L’interrogatoire par le juge… peut-être une autre enquête de l’Opinion soulèvera-t-elle plus tard cette question délicate. N’ayant pas assisté à des séances de Cour criminelle en Angleterre, je ne puis pressentir si peut-être l’interrogatoire par les avocats et le ministère public, ne présente pas des inconvénients plus graves encore… en tout cas ce n’est pas à cela que vous m’invitez à répondre aujourd’hui.
Mon opinion sur la composition du jury ? — C’est que cette composition est extrêmement défectueuse. Je ne sais trop comment avait pu se recruter celui dont je me trouvais faire partie, mais à coup sûr, s’il était le résultat d’une sélection, c’était d’une sélection à rebours[9]. — Je veux dire que tous ceux qui, dans les villes ou dans les campagnes, eussent pu paraître mériter en être, semblaient avoir été soigneusement éliminés — à moins qu’ils ne se fussent faits récuser.
[9] L’un des jurés de ma session savait à peine lire et écrire ; sur ses bulletins de vote le oui et le non étaient si malaisément reconnaissables que plus d’une fois on dut le prier de répondre à neuf oralement.
Mais vous-même ? me dira-t-on. — Si je n’avais pas insisté auprès du maire de ma commune chargé de dresser les premières listes, pour qu’il y portât régulièrement mon nom depuis six ans, je suis bien assuré qu’il ne m’aurait pas proposé — par peur de me déranger.
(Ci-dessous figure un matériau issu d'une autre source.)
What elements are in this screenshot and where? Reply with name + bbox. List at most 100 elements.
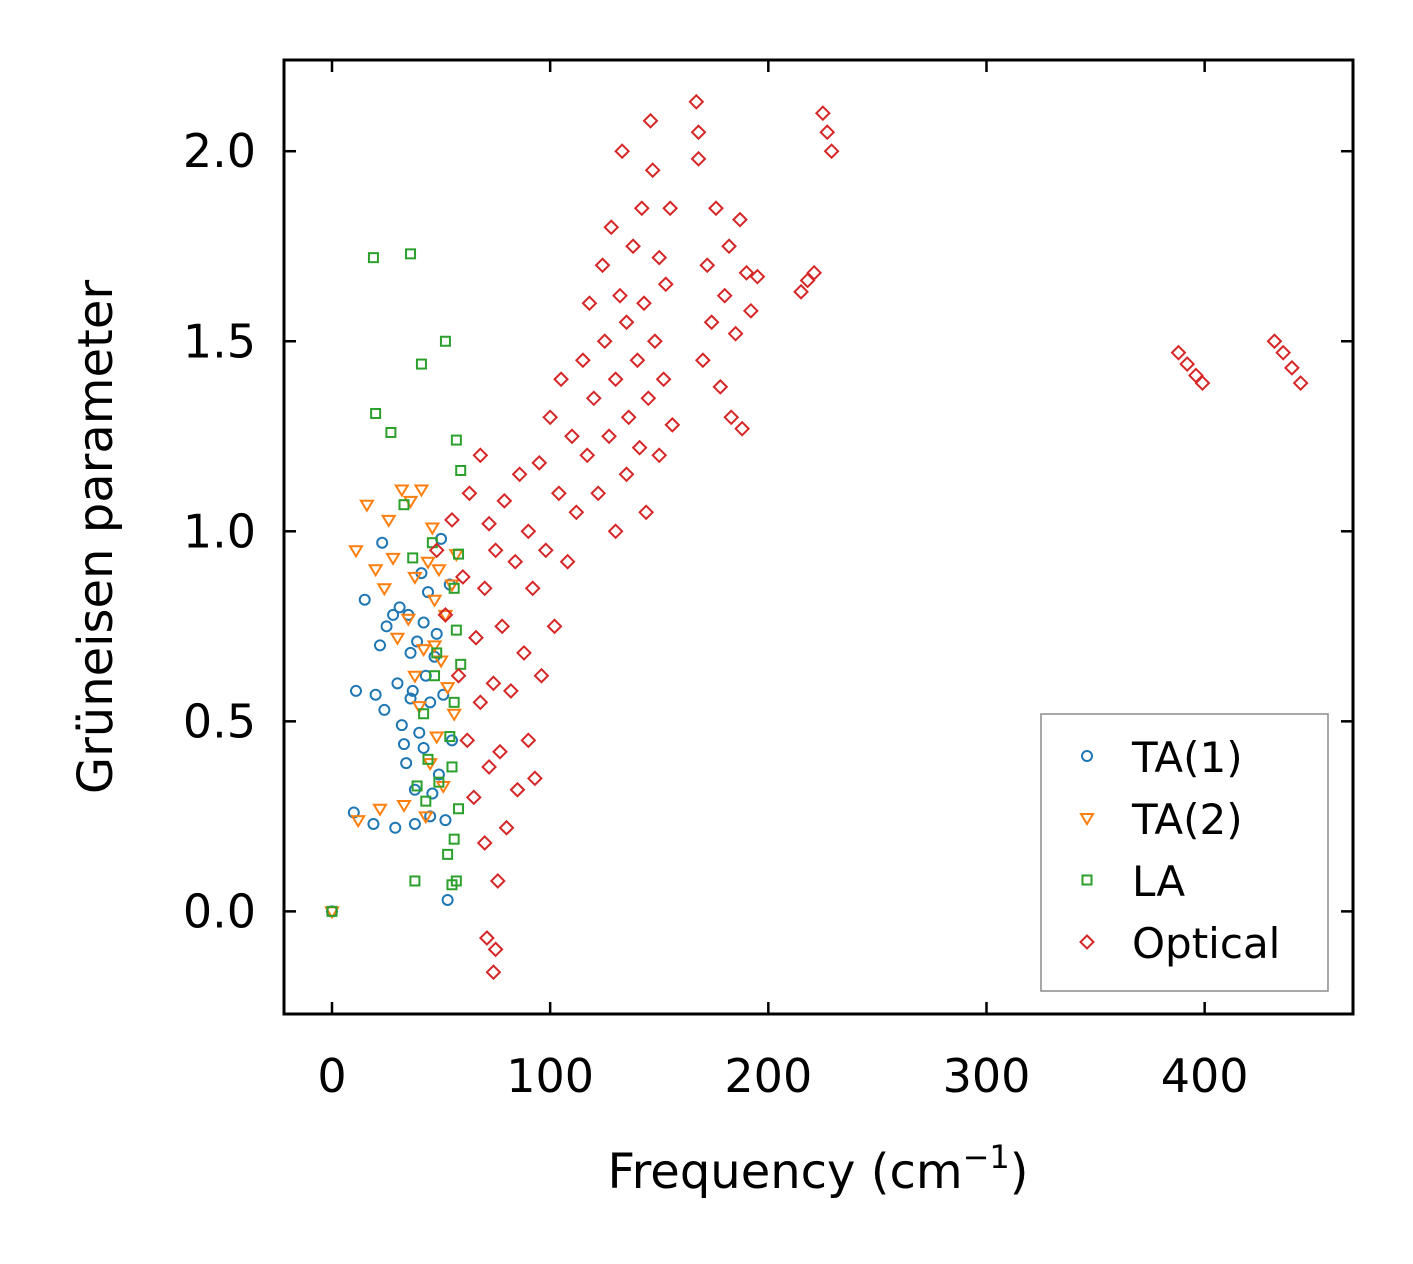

Encore craignais-je après avoir reçu ma citation, d’être récusé, en qualité d’intellectuel, soit complètement, soit successivement pour chaque affaire.
(On me l’avait fait craindre, et je me souvenais que mon père, nommé juré, avait été systématiquement éliminé, en tant que juriste, chaque fois que son nom était sorti de l’urne.)
Il n’en a rien été. Et comme certains de mes collègues se faisaient fréquemment récuser, j’ai pu siéger dans un grand nombre d’affaires, et assister plus d’une fois aux perplexités, au désarroi, à l’affolement du jury.
Je n’étais pourtant pas de cette affaire où les jurés, après avoir répondu de telle manière que la Cour dût condamner l’accusé aux travaux forcés à perpétuité — épouvantés du résultat de leur vote, se réunirent aussitôt après séance et, précipités d’un excès dans un autre, signèrent un recours en grâce pur et simple.